Saudi Arabia plans to monetize all minerals, including by selling uranium, Saudi energy minister Prince Abdulaziz bin Salman said on Monday.
"We will enrich it and we will sell it and we will do a 'yellowcake,'" Prince Abdulaziz told a conference in Dhahran, referring to a powdered concentrate of the mineral used to prepare uranium fuel for nuclear reactors. It requires safe handling although it poses few radiation risks.
Saudi Arabia has a nascent nuclear programme that it wants to expand to eventually include uranium enrichment, a sensitive area given its role in nuclear weapons. Riyadh has said it wants to use nuclear power to diversify its energy mix.
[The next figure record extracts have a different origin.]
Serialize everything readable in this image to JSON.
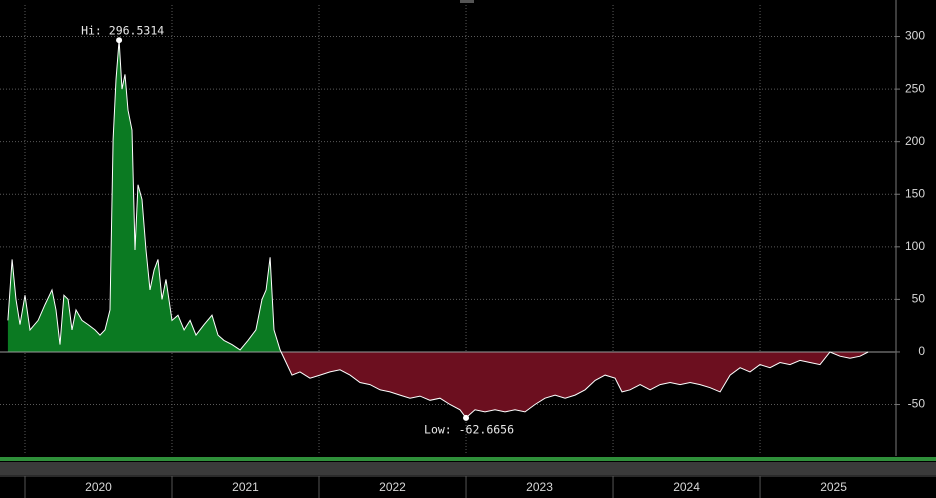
{
  "chart_data": {
    "type": "area",
    "x": [
      2019.884,
      2019.912,
      2019.939,
      2019.966,
      2020.0,
      2020.034,
      2020.089,
      2020.136,
      2020.184,
      2020.211,
      2020.238,
      2020.265,
      2020.293,
      2020.32,
      2020.347,
      2020.388,
      2020.429,
      2020.476,
      2020.51,
      2020.544,
      2020.578,
      2020.599,
      2020.619,
      2020.64,
      2020.66,
      2020.68,
      2020.701,
      2020.728,
      2020.748,
      2020.769,
      2020.796,
      2020.823,
      2020.85,
      2020.878,
      2020.905,
      2020.932,
      2020.959,
      2021.0,
      2021.041,
      2021.082,
      2021.123,
      2021.163,
      2021.218,
      2021.272,
      2021.313,
      2021.354,
      2021.408,
      2021.463,
      2021.517,
      2021.571,
      2021.612,
      2021.64,
      2021.667,
      2021.694,
      2021.735,
      2021.776,
      2021.816,
      2021.871,
      2021.939,
      2022.007,
      2022.075,
      2022.143,
      2022.211,
      2022.279,
      2022.347,
      2022.415,
      2022.483,
      2022.551,
      2022.619,
      2022.687,
      2022.755,
      2022.823,
      2022.891,
      2022.959,
      2023.0,
      2023.061,
      2023.129,
      2023.197,
      2023.265,
      2023.333,
      2023.401,
      2023.469,
      2023.537,
      2023.606,
      2023.674,
      2023.742,
      2023.81,
      2023.878,
      2023.946,
      2024.014,
      2024.061,
      2024.116,
      2024.184,
      2024.252,
      2024.32,
      2024.388,
      2024.456,
      2024.524,
      2024.592,
      2024.66,
      2024.728,
      2024.796,
      2024.864,
      2024.932,
      2025.0,
      2025.068,
      2025.136,
      2025.204,
      2025.272,
      2025.34,
      2025.408,
      2025.476,
      2025.544,
      2025.612,
      2025.68,
      2025.735
    ],
    "values": [
      30,
      88,
      50,
      26,
      54,
      21,
      30,
      45,
      59,
      40,
      7,
      54,
      50,
      21,
      40,
      30,
      26,
      21,
      16,
      21,
      40,
      202,
      259,
      296.5314,
      250,
      264,
      230,
      211,
      97,
      159,
      145,
      97,
      59,
      78,
      88,
      50,
      69,
      30,
      35,
      21,
      30,
      16,
      26,
      35,
      16,
      11,
      7,
      2,
      11,
      21,
      50,
      59,
      90,
      21,
      2,
      -10,
      -22,
      -19,
      -25,
      -22,
      -19,
      -17,
      -22,
      -29,
      -31,
      -36,
      -38,
      -41,
      -44,
      -42,
      -46,
      -44,
      -50,
      -55,
      -62.6656,
      -55,
      -57,
      -55,
      -57,
      -55,
      -57,
      -50,
      -44,
      -41,
      -44,
      -41,
      -36,
      -27,
      -22,
      -25,
      -38,
      -36,
      -31,
      -36,
      -31,
      -29,
      -31,
      -29,
      -31,
      -34,
      -38,
      -22,
      -15,
      -19,
      -12,
      -15,
      -10,
      -12,
      -8,
      -10,
      -12,
      0,
      -4,
      -6,
      -4,
      0
    ],
    "positive_color": "#0b7a22",
    "negative_color": "#6c0f1f",
    "line_color": "#ffffff",
    "xlim": [
      2019.83,
      2025.918
    ],
    "xticks": [
      2020,
      2021,
      2022,
      2023,
      2024,
      2025
    ],
    "ylim": [
      -98,
      330
    ],
    "yticks": [
      300,
      250,
      200,
      150,
      100,
      50,
      0,
      -50
    ],
    "grid": true,
    "annotations": [
      {
        "text": "Hi: 296.5314",
        "x": 2020.64,
        "y": 296.5314
      },
      {
        "text": "Low: -62.6656",
        "x": 2023.0,
        "y": -62.6656
      }
    ]
  }
}
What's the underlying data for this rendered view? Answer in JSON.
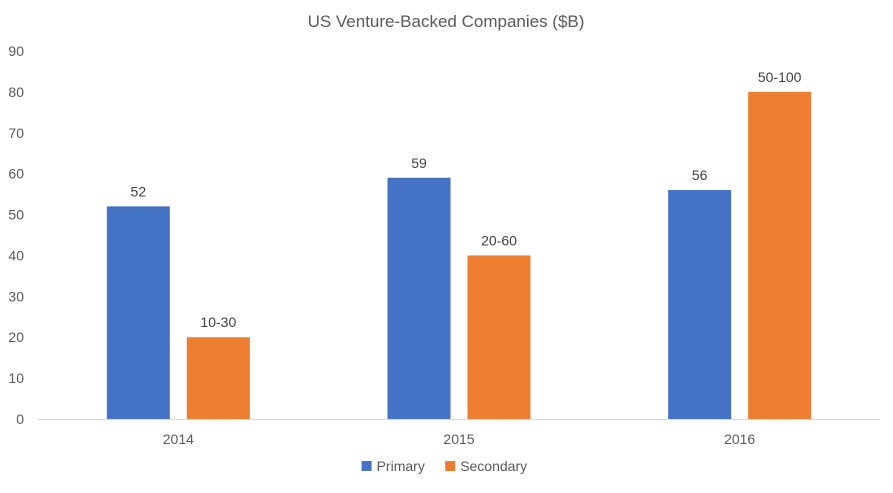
{
  "chart_data": {
    "type": "bar",
    "title": "US Venture-Backed  Companies ($B)",
    "categories": [
      "2014",
      "2015",
      "2016"
    ],
    "series": [
      {
        "name": "Primary",
        "color": "#4472c4",
        "values": [
          52,
          59,
          56
        ],
        "labels": [
          "52",
          "59",
          "56"
        ]
      },
      {
        "name": "Secondary",
        "color": "#ed7d31",
        "values": [
          20,
          40,
          80
        ],
        "labels": [
          "10-30",
          "20-60",
          "50-100"
        ]
      }
    ],
    "ylim": [
      0,
      90
    ],
    "yticks": [
      "0",
      "10",
      "20",
      "30",
      "40",
      "50",
      "60",
      "70",
      "80",
      "90"
    ],
    "grid": false,
    "legend_position": "bottom"
  }
}
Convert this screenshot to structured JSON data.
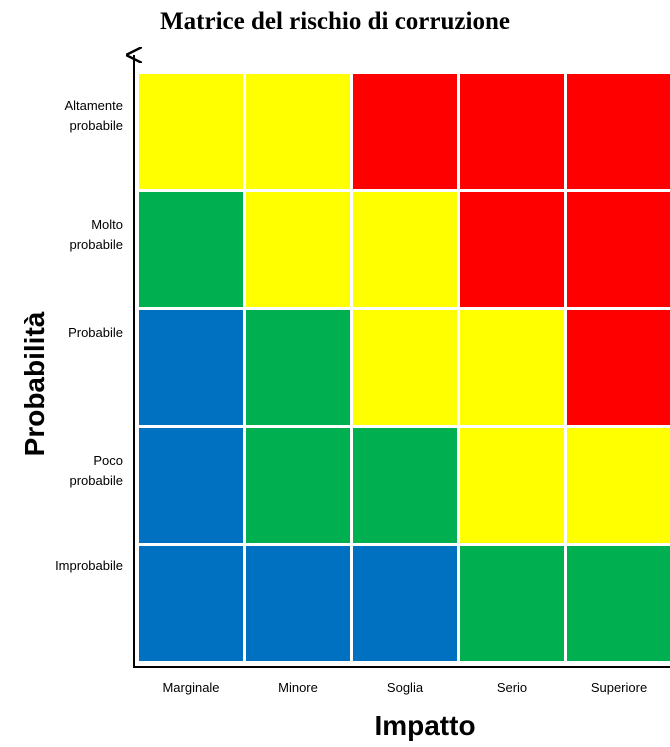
{
  "title": "Matrice del rischio di corruzione",
  "chart_data": {
    "type": "heatmap",
    "title": "Matrice del rischio di corruzione",
    "xlabel": "Impatto",
    "ylabel": "Probabilità",
    "x_categories": [
      "Marginale",
      "Minore",
      "Soglia",
      "Serio",
      "Superiore"
    ],
    "y_categories": [
      [
        "Altamente",
        "probabile"
      ],
      [
        "Molto",
        "probabile"
      ],
      [
        "Probabile"
      ],
      [
        "Poco",
        "probabile"
      ],
      [
        "Improbabile"
      ]
    ],
    "levels": {
      "blue": "#0070C0",
      "green": "#00B050",
      "yellow": "#FFFF00",
      "red": "#FF0000"
    },
    "matrix": [
      [
        "yellow",
        "yellow",
        "red",
        "red",
        "red"
      ],
      [
        "green",
        "yellow",
        "yellow",
        "red",
        "red"
      ],
      [
        "blue",
        "green",
        "yellow",
        "yellow",
        "red"
      ],
      [
        "blue",
        "green",
        "green",
        "yellow",
        "yellow"
      ],
      [
        "blue",
        "blue",
        "blue",
        "green",
        "green"
      ]
    ]
  }
}
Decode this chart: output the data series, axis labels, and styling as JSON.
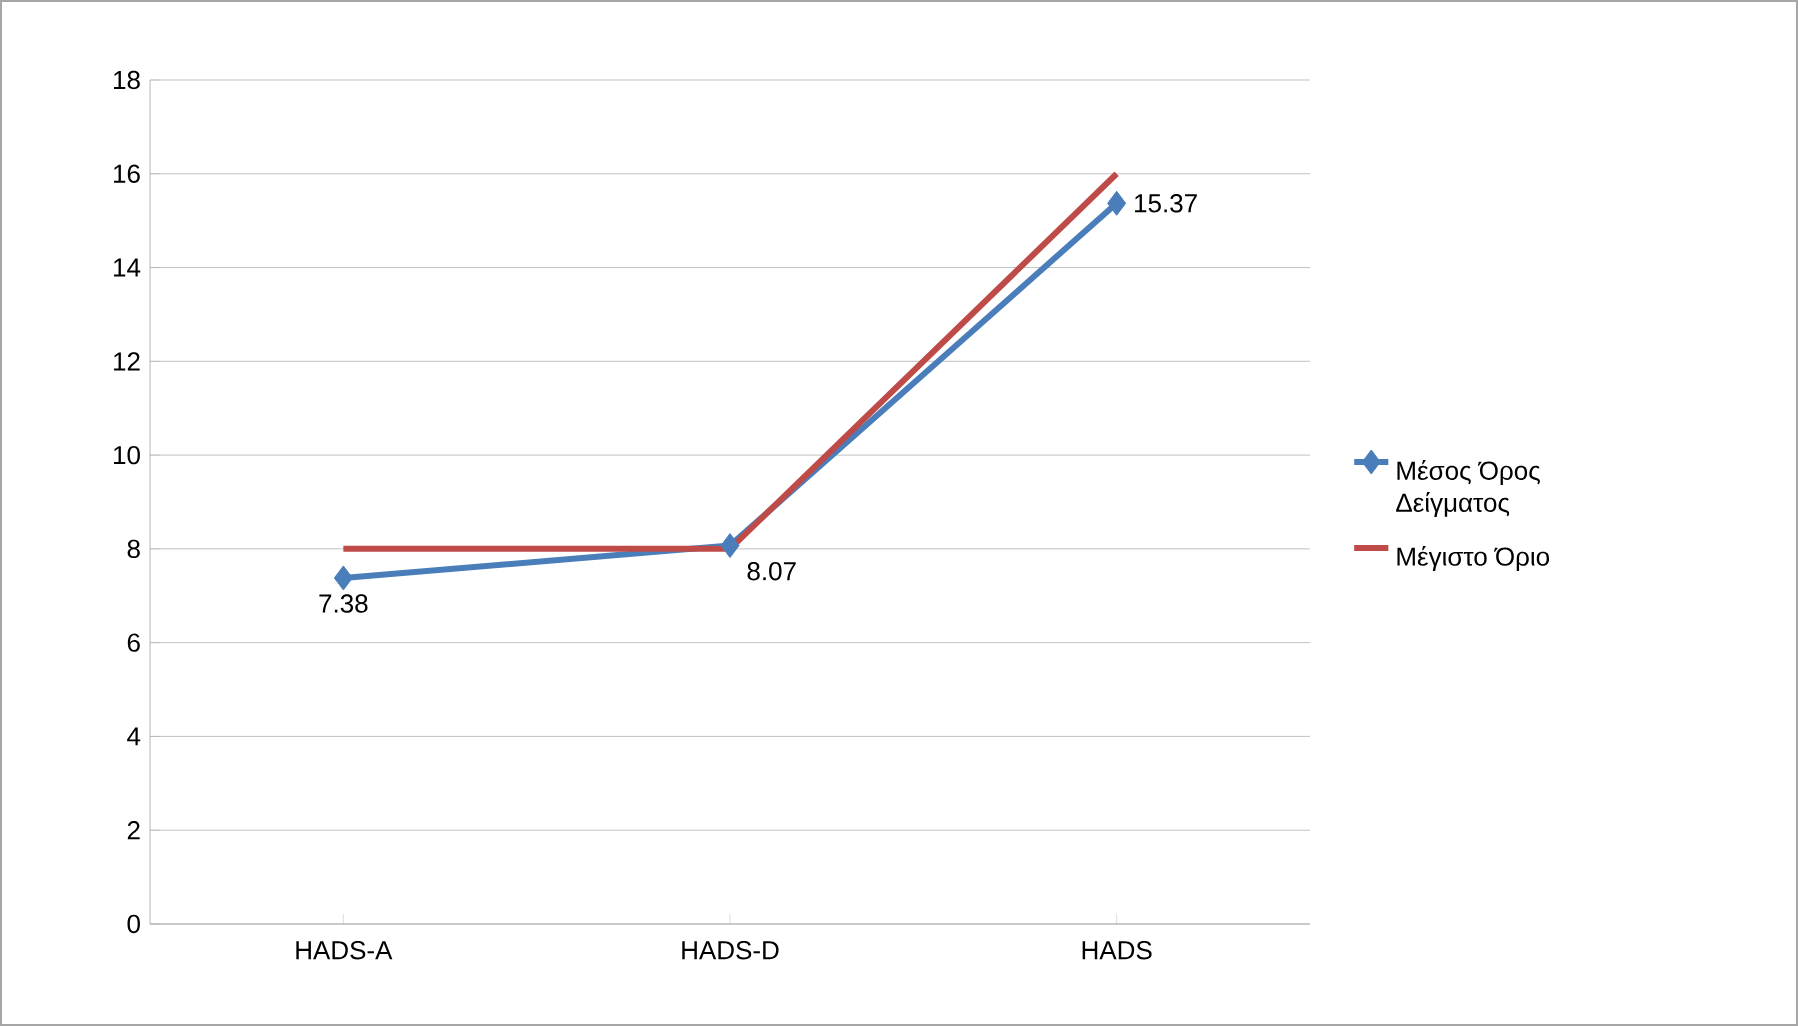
{
  "chart_data": {
    "type": "line",
    "categories": [
      "HADS-A",
      "HADS-D",
      "HADS"
    ],
    "series": [
      {
        "name": "Μέσος Όρος Δείγματος",
        "color": "#4a7ebb",
        "values": [
          7.38,
          8.07,
          15.37
        ],
        "marker": "diamond",
        "value_labels": [
          "7.38",
          "8.07",
          "15.37"
        ]
      },
      {
        "name": "Μέγιστο Όριο",
        "color": "#be4b48",
        "values": [
          8,
          8,
          16
        ],
        "marker": "none"
      }
    ],
    "ylim": [
      0,
      18
    ],
    "yticks": [
      0,
      2,
      4,
      6,
      8,
      10,
      12,
      14,
      16,
      18
    ],
    "grid": "y",
    "legend": "right"
  }
}
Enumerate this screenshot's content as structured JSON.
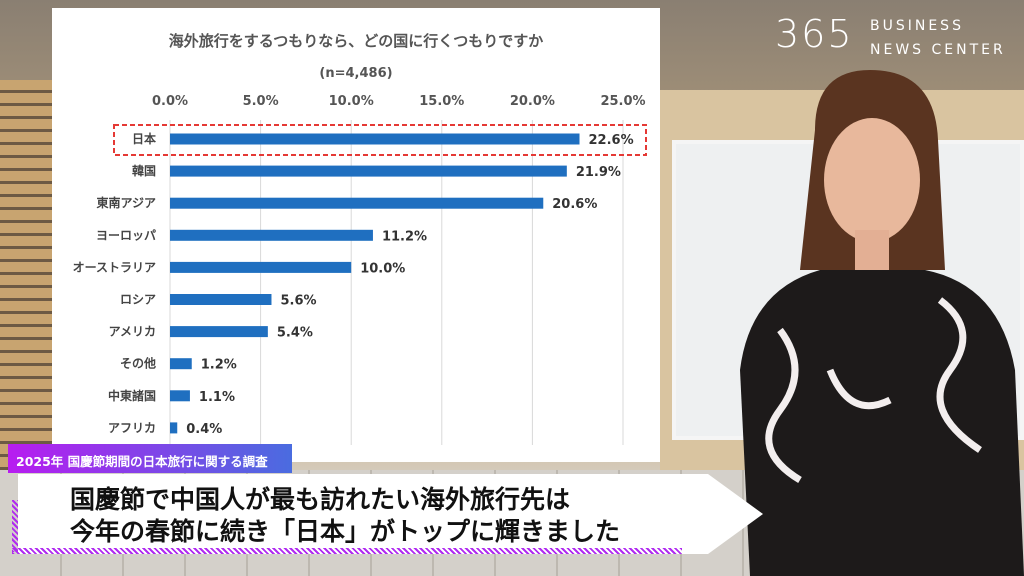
{
  "chart_data": {
    "type": "bar",
    "orientation": "horizontal",
    "title": "海外旅行をするつもりなら、どの国に行くつもりですか",
    "subtitle": "(n=4,486)",
    "categories": [
      "日本",
      "韓国",
      "東南アジア",
      "ヨーロッパ",
      "オーストラリア",
      "ロシア",
      "アメリカ",
      "その他",
      "中東諸国",
      "アフリカ"
    ],
    "values": [
      22.6,
      21.9,
      20.6,
      11.2,
      10.0,
      5.6,
      5.4,
      1.2,
      1.1,
      0.4
    ],
    "data_labels": [
      "22.6%",
      "21.9%",
      "20.6%",
      "11.2%",
      "10.0%",
      "5.6%",
      "5.4%",
      "1.2%",
      "1.1%",
      "0.4%"
    ],
    "xlim": [
      0,
      25
    ],
    "ticks": [
      "0.0%",
      "5.0%",
      "10.0%",
      "15.0%",
      "20.0%",
      "25.0%"
    ],
    "axis_position": "top",
    "grid": true,
    "highlight": "日本",
    "bar_color": "#1f6fc0",
    "highlight_color": "#e53935"
  },
  "logo": {
    "number": "365",
    "line1": "BUSINESS",
    "line2": "NEWS CENTER"
  },
  "caption": {
    "tag": "2025年 国慶節期間の日本旅行に関する調査",
    "line1": "国慶節で中国人が最も訪れたい海外旅行先は",
    "line2": "今年の春節に続き「日本」がトップに輝きました"
  }
}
It is unclear where Saudi nuclear ambitions will end, since Crown Prince Mohammed bin Salman said in 2018 that the kingdom would develop nuclear weapons if regional rival Iran did.
Fellow Gulf state the United Arab Emirates (UAE) has the Arab world's first multi-unit operating nuclear energy plant. The UAE has committed not to enrich uranium itself and not to reprocess spent fuel.
The kingdom said last year it planned to scrap light-touch oversight of its nuclear facilities by the U.N. atomic watchdog and switch to regular safeguards by the end of 2024.
Riyadh has yet to fire up its first nuclear reactor, which allows its program to still be monitored under the Small Quantities Protocol (SQP), an agreement with the International Atomic Energy Agency that exempts less advanced states from many reporting obligations and inspections.